In a controlled experiment conducted in the Department of Bio-sciences in the Indian Institute of Science, scientists collected sample smiles from a few volunteers from the local IT industry.

IT Park
Even builders constructing IT parks and hubs don’t show any IT professional laughing in their ads, many point out.

Dr. Balakrishnan, the head scientist, told Faking News, “We isolated these volunteers from computers for a period of time, and we could see a growth of humor culture in them under the microscope.”

Apparently, after sufficient relaxation, one of the volunteers made a joke that went like “I am in delivery, my wife is also in delivery; I deliver projects, she delivers babies… hahahaha!”

Scientists confirmed that the above joke evoked some smiles from the other volunteers that lasted approximately 5 microseconds, while the women’s groups claimed that it was a sexist remark.

Such experiments were repeated and crucial data was collected. The volunteers offered to do the data-entry work, but scientists refused as it could have had adverse impact on the experiments.

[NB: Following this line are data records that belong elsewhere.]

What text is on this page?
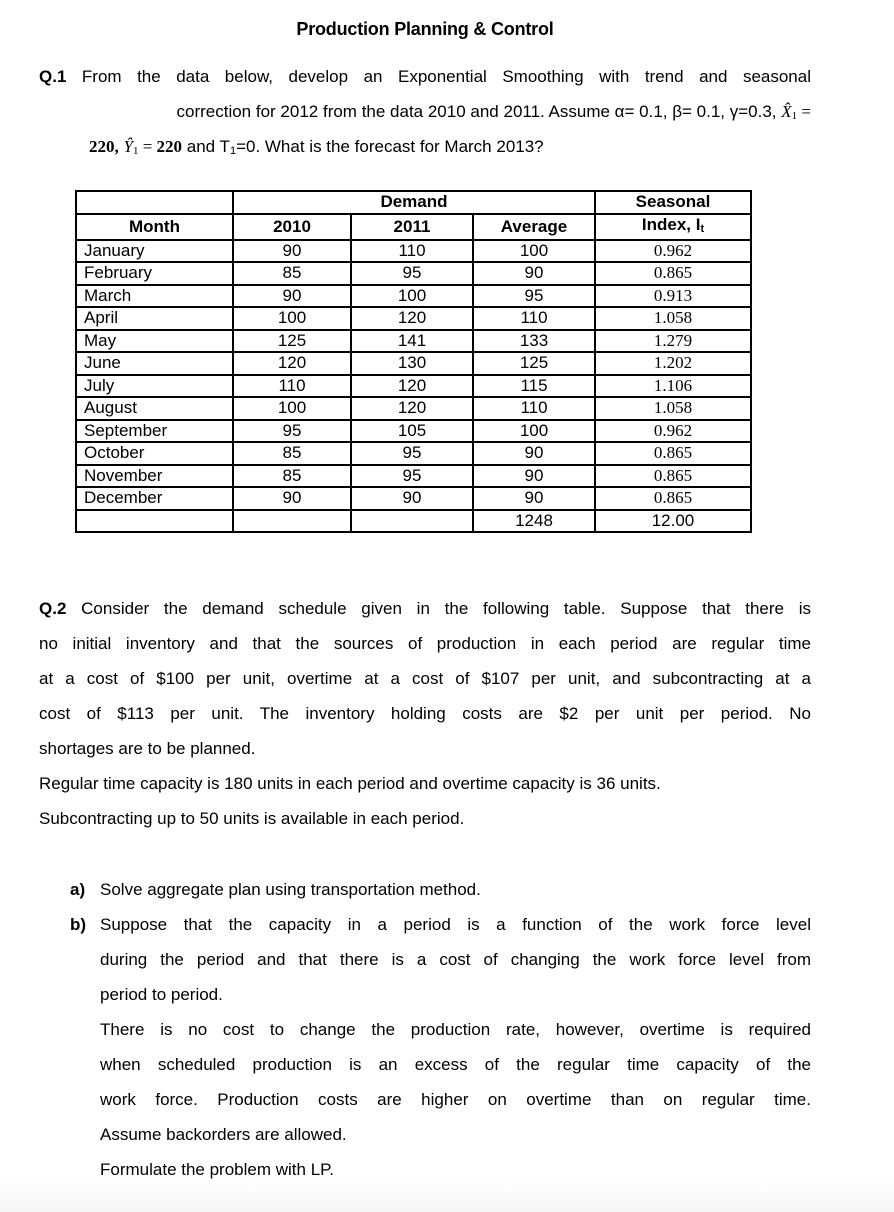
Production Planning & Control
Q.1 From the data below, develop an Exponential Smoothing with trend and seasonal
correction for 2012 from the data 2010 and 2011. Assume α= 0.1, β= 0.1, γ=0.3, X̂1 =
220, Ŷ1 = 220 and T1=0. What is the forecast for March 2013?
	Demand			Seasonal
Month	2010	2011	Average	Index, It
January	90	110	100	0.962
February	85	95	90	0.865
March	90	100	95	0.913
April	100	120	110	1.058
May	125	141	133	1.279
June	120	130	125	1.202
July	110	120	115	1.106
August	100	120	110	1.058
September	95	105	100	0.962
October	85	95	90	0.865
November	85	95	90	0.865
December	90	90	90	0.865
			1248	12.00
Q.2 Consider the demand schedule given in the following table. Suppose that there is
no initial inventory and that the sources of production in each period are regular time
at a cost of $100 per unit, overtime at a cost of $107 per unit, and subcontracting at a
cost of $113 per unit. The inventory holding costs are $2 per unit per period. No
shortages are to be planned.
Regular time capacity is 180 units in each period and overtime capacity is 36 units.
Subcontracting up to 50 units is available in each period.
a) Solve aggregate plan using transportation method.
b) Suppose that the capacity in a period is a function of the work force level
during the period and that there is a cost of changing the work force level from
period to period.
There is no cost to change the production rate, however, overtime is required
when scheduled production is an excess of the regular time capacity of the
work force. Production costs are higher on overtime than on regular time.
Assume backorders are allowed.
Formulate the problem with LP.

“Initial results prove that sustained de-exposure to IT work and culture induce the volunteers to attempt, create, and receive some humor, however microscopic in quantities it is,” Dr. Balakrishnan confirmed.

One of the volunteers, however, was very apprehensive of the experiment and claimed that any growth of humor could be a serious impediment to the career growth in IT.

“We spent years to get rid of our smiles and then we started progressing well. Our increments were directly proportional to how humorless we are. These kinds of experiments may destroy that!” he feared.

“They don’t need to worry. Once they return to work, they will be normal again,” the head scientist allayed such fears.